Figure 2 of the MCU datasheet shows the relationships between all the clocks, prescalers and buses in the clock tree.

stm32l0xx_hal provides the Delay struct, which implements DelayMs and DelayUs with the SysTick peripheral. SysTick is provided by every Cortex-based microcontroller. Our MCU provides additional, ST-specific timers as well (TIM2, TIM3).

use crate::hal::{
    delay,

    // Get one-time access to our peripherals
    let cp = cortex_m::Peripherals::take().unwrap();
    let dp = pac::Peripherals::take().unwrap();

    // Because SysTick is universal to Cortex-M chips it's provided by the `cortex_m` crate
    let syst_delay = delay::Delay::new(cp.SYST, rcc.clocks);
    let (spi, epd) = epaper::init(
        dp.SPI2,
        gpiob.pb13,
        gpiob.pb15,
        gpiob.pb12,
        gpioa.pa2.into_floating_input(),
        gpioa.pa10.into_push_pull_output(),
        gpioa.pa8.into_push_pull_output(),
        &mut rcc,
        delay,
        syst_delay,

Drawing

epd-waveshare uses embedded-graphics, which provides primitives like shapes and text. Let’s explore these libraries by displaying a splash on device startup.

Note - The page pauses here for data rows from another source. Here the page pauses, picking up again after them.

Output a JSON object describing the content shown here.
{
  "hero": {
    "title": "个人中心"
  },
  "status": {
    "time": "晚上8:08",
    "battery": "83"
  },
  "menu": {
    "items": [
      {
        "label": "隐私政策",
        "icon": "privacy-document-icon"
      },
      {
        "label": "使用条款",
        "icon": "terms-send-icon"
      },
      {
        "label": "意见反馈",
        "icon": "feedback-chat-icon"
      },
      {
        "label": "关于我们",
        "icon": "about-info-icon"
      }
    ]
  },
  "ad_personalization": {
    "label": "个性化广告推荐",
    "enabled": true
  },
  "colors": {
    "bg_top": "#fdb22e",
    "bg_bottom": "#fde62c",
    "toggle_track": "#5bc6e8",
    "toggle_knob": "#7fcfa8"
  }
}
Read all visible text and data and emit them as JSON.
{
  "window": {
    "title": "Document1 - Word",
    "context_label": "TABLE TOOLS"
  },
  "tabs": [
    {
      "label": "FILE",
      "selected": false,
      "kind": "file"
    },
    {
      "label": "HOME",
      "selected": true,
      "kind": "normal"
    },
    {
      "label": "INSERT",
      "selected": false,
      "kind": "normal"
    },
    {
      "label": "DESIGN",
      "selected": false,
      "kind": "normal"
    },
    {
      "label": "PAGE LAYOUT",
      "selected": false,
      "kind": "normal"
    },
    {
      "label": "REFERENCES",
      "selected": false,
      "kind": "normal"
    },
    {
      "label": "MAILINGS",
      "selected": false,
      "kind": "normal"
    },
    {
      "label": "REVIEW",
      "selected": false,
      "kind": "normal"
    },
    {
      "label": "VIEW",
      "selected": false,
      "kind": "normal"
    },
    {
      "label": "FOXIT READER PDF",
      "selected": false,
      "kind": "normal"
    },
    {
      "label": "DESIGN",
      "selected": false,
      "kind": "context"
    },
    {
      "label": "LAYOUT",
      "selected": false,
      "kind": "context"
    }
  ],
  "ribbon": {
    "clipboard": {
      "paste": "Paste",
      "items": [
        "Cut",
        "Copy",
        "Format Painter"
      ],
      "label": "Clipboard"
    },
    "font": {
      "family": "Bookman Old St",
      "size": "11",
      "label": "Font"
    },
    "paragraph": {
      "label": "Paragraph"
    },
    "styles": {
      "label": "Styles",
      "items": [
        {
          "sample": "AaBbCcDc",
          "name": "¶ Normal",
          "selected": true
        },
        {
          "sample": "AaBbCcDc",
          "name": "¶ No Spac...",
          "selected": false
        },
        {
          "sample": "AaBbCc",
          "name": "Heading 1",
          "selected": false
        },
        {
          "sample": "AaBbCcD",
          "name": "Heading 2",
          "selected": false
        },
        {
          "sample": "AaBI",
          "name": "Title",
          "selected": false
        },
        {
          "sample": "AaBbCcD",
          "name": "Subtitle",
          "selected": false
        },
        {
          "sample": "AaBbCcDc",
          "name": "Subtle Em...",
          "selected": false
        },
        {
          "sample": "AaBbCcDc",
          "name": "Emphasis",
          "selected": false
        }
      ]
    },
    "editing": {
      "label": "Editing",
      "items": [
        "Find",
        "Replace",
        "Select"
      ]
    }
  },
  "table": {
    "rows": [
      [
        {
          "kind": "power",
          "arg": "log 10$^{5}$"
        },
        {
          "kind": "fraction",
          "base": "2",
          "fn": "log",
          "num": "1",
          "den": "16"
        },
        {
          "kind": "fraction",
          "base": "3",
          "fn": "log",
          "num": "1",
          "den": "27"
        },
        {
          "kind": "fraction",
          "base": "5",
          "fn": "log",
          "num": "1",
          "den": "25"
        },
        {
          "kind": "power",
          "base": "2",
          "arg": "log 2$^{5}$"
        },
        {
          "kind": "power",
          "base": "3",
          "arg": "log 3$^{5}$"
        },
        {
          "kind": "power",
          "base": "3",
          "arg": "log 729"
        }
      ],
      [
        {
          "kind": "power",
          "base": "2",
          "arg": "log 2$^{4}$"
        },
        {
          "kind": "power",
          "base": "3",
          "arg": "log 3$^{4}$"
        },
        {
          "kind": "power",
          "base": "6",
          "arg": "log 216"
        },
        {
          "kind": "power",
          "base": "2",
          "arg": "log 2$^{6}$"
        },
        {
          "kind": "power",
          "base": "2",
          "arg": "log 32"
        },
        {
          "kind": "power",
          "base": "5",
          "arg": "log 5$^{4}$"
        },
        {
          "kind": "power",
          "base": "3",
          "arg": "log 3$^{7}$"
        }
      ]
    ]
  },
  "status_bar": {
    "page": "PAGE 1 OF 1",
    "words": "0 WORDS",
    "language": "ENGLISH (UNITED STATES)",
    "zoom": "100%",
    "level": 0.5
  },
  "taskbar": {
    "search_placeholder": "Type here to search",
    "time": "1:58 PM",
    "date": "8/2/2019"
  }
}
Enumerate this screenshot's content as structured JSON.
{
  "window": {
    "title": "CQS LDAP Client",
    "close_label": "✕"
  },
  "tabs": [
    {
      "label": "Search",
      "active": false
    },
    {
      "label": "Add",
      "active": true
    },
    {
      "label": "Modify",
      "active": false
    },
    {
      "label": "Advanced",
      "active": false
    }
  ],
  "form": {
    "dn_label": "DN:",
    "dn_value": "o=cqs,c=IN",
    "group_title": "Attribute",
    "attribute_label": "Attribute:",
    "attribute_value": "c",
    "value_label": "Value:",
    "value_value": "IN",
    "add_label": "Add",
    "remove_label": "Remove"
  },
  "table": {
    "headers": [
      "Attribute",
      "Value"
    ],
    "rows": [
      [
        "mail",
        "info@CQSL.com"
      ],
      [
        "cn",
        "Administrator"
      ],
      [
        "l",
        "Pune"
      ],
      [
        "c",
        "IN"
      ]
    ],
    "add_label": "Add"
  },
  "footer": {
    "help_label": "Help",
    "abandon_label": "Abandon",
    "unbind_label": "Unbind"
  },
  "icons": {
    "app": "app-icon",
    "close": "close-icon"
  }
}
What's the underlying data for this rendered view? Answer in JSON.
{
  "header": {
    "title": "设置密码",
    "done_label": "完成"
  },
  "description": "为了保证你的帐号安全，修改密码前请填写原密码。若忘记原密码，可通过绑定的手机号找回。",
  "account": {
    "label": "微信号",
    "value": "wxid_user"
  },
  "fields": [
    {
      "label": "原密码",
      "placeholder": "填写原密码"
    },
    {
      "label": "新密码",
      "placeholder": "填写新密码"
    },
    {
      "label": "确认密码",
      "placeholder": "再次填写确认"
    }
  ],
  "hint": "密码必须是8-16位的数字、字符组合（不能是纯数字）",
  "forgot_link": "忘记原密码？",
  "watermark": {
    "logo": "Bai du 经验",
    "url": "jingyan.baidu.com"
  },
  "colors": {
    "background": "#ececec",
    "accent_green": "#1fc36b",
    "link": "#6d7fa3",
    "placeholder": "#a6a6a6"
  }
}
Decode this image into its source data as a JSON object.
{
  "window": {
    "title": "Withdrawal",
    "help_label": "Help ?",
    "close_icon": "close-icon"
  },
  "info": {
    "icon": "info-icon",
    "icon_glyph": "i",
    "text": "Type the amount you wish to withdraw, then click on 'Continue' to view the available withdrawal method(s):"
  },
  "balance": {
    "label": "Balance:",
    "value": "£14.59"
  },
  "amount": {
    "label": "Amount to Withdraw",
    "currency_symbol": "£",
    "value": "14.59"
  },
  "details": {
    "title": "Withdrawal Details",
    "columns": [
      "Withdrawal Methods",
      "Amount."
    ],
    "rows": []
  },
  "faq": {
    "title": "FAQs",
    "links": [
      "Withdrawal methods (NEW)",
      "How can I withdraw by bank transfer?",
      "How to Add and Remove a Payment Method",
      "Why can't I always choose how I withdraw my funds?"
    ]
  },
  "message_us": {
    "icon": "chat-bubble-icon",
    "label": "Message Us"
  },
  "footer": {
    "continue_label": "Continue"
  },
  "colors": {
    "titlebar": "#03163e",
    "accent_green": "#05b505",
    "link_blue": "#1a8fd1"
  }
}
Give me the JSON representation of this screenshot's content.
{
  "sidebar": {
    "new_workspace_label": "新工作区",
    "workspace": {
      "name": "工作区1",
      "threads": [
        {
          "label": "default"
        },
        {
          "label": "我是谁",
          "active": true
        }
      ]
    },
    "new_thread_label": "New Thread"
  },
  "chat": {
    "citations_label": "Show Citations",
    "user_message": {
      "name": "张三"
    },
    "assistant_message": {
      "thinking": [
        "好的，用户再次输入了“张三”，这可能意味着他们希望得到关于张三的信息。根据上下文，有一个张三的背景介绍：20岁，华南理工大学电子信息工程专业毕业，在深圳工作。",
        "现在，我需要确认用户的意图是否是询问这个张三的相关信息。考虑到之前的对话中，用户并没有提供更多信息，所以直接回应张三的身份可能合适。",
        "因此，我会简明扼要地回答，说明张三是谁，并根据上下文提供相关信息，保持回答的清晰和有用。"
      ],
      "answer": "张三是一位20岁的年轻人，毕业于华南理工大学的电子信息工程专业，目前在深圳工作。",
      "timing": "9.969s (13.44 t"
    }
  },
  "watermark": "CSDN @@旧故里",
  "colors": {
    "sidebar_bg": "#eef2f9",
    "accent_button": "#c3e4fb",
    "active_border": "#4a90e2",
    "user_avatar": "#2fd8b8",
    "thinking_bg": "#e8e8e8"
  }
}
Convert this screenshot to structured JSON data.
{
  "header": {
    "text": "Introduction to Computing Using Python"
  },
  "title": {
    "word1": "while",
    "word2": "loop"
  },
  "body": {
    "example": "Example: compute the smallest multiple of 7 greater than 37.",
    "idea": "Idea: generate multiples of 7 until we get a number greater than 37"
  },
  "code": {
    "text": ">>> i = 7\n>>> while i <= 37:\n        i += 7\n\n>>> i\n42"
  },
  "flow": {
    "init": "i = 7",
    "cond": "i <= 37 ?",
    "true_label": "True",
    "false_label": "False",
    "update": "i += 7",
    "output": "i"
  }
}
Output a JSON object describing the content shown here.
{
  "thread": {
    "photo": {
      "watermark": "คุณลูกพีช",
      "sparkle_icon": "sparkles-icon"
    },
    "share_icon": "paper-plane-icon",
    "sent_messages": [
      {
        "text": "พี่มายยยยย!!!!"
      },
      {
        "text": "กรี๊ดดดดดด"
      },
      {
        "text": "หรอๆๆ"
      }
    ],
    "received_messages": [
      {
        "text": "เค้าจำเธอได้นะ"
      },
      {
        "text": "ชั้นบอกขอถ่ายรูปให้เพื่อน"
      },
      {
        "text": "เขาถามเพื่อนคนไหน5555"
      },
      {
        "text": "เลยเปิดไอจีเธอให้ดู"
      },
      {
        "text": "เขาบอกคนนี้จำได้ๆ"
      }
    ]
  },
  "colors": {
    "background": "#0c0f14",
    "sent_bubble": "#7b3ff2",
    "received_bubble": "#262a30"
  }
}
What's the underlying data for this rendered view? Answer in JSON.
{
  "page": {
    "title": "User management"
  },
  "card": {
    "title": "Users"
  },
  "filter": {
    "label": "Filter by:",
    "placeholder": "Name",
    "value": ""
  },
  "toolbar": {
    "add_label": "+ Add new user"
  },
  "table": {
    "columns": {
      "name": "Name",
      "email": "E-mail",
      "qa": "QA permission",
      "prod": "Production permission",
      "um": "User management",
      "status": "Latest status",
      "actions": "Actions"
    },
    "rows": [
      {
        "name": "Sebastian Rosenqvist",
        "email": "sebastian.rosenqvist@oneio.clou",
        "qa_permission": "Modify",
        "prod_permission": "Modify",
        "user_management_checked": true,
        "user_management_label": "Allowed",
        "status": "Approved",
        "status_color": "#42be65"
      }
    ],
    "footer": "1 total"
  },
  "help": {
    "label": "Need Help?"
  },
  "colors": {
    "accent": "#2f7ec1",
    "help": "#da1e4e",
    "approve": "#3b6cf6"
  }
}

The general idea is that we maintain an abstract display to which we draw our abstract objects and then render that display to a bitmap, either for black pixels or for red/yellow pixels.

use embedded_graphics::{
    fonts::{Font24x32, Text},
    pixelcolor::BinaryColor::On as Black,
    prelude::*,
    style,
};
use embedded_hal::blocking::delay::*;
use epd_waveshare::{epd2in9bc::EPD2in9bc, prelude::*, SPI_MODE};
use epd_waveshare::{
    epd2in9bc::{Display2in9bc, EPD2in9bc},
    prelude::*,
    SPI_MODE,
};

    (spi, epd)
}

pub type EPD = EPD2in9bc<
    SPI,
    gpiob::PB12<Output<PushPull>>,
    gpioa::PA2<Input<Floating>>,
    gpioa::PA10<Output<PushPull>>,
    gpioa::PA8<Output<PushPull>>,
>;

pub fn display_startup(spi: &mut SPI, epd: &mut EPD) {
    let mut display = Display2in9bc::default();
    // the rotation is used when rendering our text
    // and shapes into a bitmap
    display.set_rotation(DisplayRotation::Rotate90);
    // send a uniform chromatic and achromatic frame
    epd.clear_frame(spi).expect("clear frame failed");
    let style = style::TextStyleBuilder::new(Font24x32)
        .text_color(Black)
        .build();
    let _ = Text::new("Farsign", Point::new(50, 35))
        .into_styled(style)
        .draw(&mut display);
    // render our display to a buffer and set it as
    // our chromatic frame
    epd.update_chromatic_frame(spi, display.buffer())
        .expect("send text failed");
    epd.display_frame(spi).expect("display startup failed");
}

That’s a wrap for our second post! Next I’m going to either explore translating our button presses to Morse code or using our radio.